I celebrated my golden jubilee earlier this year.  Yes, that significant birthday that we are warned so much about.  Bad things happen when you turn 50.  Whatever you eat goes to your hips.   Your skin gets crepey.  You get bingo arms.  Everything hurts.

Well, I’m happy to report that rumours of precipitous decline at 50 are greatly exaggerated. Somewhat to my surprise, and greatly to my relief, the whole thing was a non-event.  Loathe as I am to admit it, I attribute this sanguinity largely to exercise.  Let’s be clear, I hate exercise.  Haunted by the spectre of my mother, however, who suffered her first of several heart attacks at age 44, and died at age 74, hunched over like a question mark from severe osteoporosis, I embarked on a modest exercise regime just before I turned 40.  Employing the philosophy that I’d do whatever was reasonably within my control to ward off a similar fate, I grudgingly accepted that there seemed no way around it.  Having put it off as long as I possibly could, exercise, regrettably, now seemed unavoidable.

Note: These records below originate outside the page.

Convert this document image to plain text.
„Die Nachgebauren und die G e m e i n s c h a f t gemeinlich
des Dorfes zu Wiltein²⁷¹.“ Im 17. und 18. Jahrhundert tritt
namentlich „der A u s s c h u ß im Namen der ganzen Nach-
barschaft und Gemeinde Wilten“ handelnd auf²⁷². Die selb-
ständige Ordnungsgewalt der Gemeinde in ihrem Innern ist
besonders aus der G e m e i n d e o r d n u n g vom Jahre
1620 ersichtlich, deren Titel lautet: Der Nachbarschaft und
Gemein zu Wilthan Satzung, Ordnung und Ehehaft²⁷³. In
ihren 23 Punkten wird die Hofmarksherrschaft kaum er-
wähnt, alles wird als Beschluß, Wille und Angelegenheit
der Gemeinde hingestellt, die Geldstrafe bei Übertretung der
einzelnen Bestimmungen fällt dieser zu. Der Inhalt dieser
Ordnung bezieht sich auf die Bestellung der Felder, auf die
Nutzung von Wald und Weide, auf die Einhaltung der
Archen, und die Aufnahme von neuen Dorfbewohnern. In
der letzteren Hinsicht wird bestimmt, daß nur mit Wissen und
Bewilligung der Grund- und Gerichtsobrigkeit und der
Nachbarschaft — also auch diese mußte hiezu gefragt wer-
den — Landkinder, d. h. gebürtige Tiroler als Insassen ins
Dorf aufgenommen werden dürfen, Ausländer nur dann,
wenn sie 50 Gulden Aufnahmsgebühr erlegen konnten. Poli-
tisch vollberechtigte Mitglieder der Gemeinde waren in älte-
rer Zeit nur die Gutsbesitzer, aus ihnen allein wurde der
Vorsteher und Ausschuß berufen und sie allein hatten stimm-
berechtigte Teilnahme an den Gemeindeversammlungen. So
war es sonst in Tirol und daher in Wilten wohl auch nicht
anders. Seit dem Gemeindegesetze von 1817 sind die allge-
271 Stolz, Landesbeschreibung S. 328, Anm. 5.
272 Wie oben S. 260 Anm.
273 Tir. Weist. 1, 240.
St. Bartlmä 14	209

The office where I worked offered a small gym for the use of the staff, and my friend Pauline persuaded me to join her and a trainer there two mornings a week. We could split the cost.  OK then.  That didn’t sound too terrible; thirty minutes twice a week.   The first hurdle was overcoming a profound reluctance to sweat in public, to say nothing of appearing in a cotton/lycra outfit in front of my colleagues and staff.  Not an image I fancied. Making the commitment to Pauline and the trainer was an important step, however.  There was no way I was going to let her down, or blow the money by not showing up.  For the next a year and a half I worked out with weights only.  Our family has always had dogs, usually several, and their requirement for walking was sufficient to meet my cardio requirement, I told myself.  No need to get carried away with this exercise business.  Enough was enough.

Sometime later I switched firms, and had to find a new exercise arrangement.  I knew if I let too much time elapse, I’d drop right back to my indolent ways, so I quickly checked out a local gym and signed up.   Much to my surprise, my husband Glenn agreed to join me.  We found a trainer we both liked, and twice a week we’d go over at 6:30 in the morning.  Another couple of years passed before I confessed to him that my cardio commitment was somewhat sketchy. I described the hit and miss routine with the dogs.  He gave me the hairy eyeball and asked how this was consistent with my goal of warding off cardiovascular disease.  Busted. For the next two months he stood beside me for 20 minutes, inexorably increasing the slope of the treadmill, or the level of intensity on the elliptical. It was brutal.  And then one day it wasn’t.  I learned that once the first five minutes had passed and my body switched gears, it became quite tolerable.

Somewhere in here I came across Younger Next Year by Henry Lodge and Chris Crowley.  Written with compassion and self-deprecating humour, the authors describe how much of what we think of the as the ravages of old age are actually the effects of ill-health, mostly due to lack of exercise.

Reading the book inspired me to up my exercise to the recommended 45 minutes a day, six days a week; four of cardio; two of weights, and if I get my act together, a yoga class as well.  I bought an elliptical machine for home so I didn’t have to go to the gym every day. I found myself sleeping soundly and predictably. Anxiety was much easier to manage, and I was able to cope with my clients’ anxiety during the economic meltdown of 2008 with more grace and aplomb than I had previously thought possible.  I sent copies of the book to my clients at Christmas that year, and it got rave reviews.  I got e-mails and phone calls from clients astounded to see previously inactive spouses take up, and more importantly, keep up the exercise habit with enthusiasm.

Today I bought a pedometer.  At the end of the month I will finish my thirty-year career in the investment industry and will no longer be going to an office downtown.  I’m concerned that sedentariness will sneak up on me; the pedometer will keep me honest.   Glenn and I still work out with Tim, mostly for weight training.   Sometimes I slack off and skip a few days of cardio, but I don’t like the feeling of free-floating anxiety and mild sense of impending doom that accompanies this.  I don’t sleep as well, either.

I’m startled to realize that a decade has passed since I began, tentatively and modestly at first, to the point that I actually don’t feel quite right unless I get some form of exercise every day.  It’s here to stay.  It probably won’t ever be effort or discipline-free, but the higher quality of life now and in years to come is worth the work.  Getting older is inevitable.  Becoming decrepit is optional.